Besides SAS/JMP and Vista, several other statistical packages (e.g. Stata, Xlisp-Stat) are also capable of creating a biplot. Nonetheless, by far the most feature-rich biplot is the GGEbiplot invented by Wan and Kang (2003). GGE biplot analysis and GGEbiplot software were originally developed to help plant breeders to understand and explore genotype by environment interactions; nevertheless, its application is readily transportable to psychology, education, and other domains of social sciences. Special features of GGEbiplot include, but are not limited to, data imputation, data transformation.

More importantly, while other biplot graphing programs can handle a 2X2 matrix (subject by variable) only, GGEbiplot goes beyond 2-way tables to 3- and 4-way.

By default, GGEbiplot shows a 2D biplot depicting the location of variables and the first few subjects on the hyperspace (Principal component 1 X Principal component 2; PC1 X PC2).

With just one mouse-click, the user can transform the 2D biplot to a 3D one. The following biplot indicates that these variables (V1-V5) seem to be highly independent due to their diverse directions in the hyperspace, and thus putting them into a single common factor may not be appropriate. You can view an AVI animation of this 3D biplot.

## References

Bandalos, D. L., & Boehm-Kaufman, M. R. (2009). Four common misconceptions in exploratory factor analysis.
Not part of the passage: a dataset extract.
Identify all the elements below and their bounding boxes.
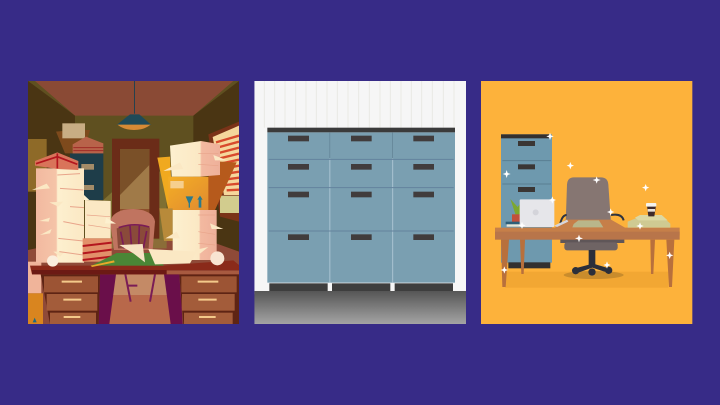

In Charles E. Lance & Robert J. Vandenberg (Eds.), Statistical and methodological myths and urban legends: Doctrine, verity and fable in the organizational and social sciences. New York: Routledge.

Gabriel, K. R. (1981). Biplot display of multivariate matrices for inspection of data and diagnosis. In V. Barnett (Ed.) Interpreting multivariate data. London: John Wiley & Sons.

Jacoby, W. G. (1998). Statistical graphics for visualizing multivariate data. Thousand Oaks: Sage Publications.

Yan, W. and Kang, M. S.(2003). GGE Biplot Analysis: A graphical tool for breeders, geneticists, and agronomists. CRC Press. Boca Raton, FL.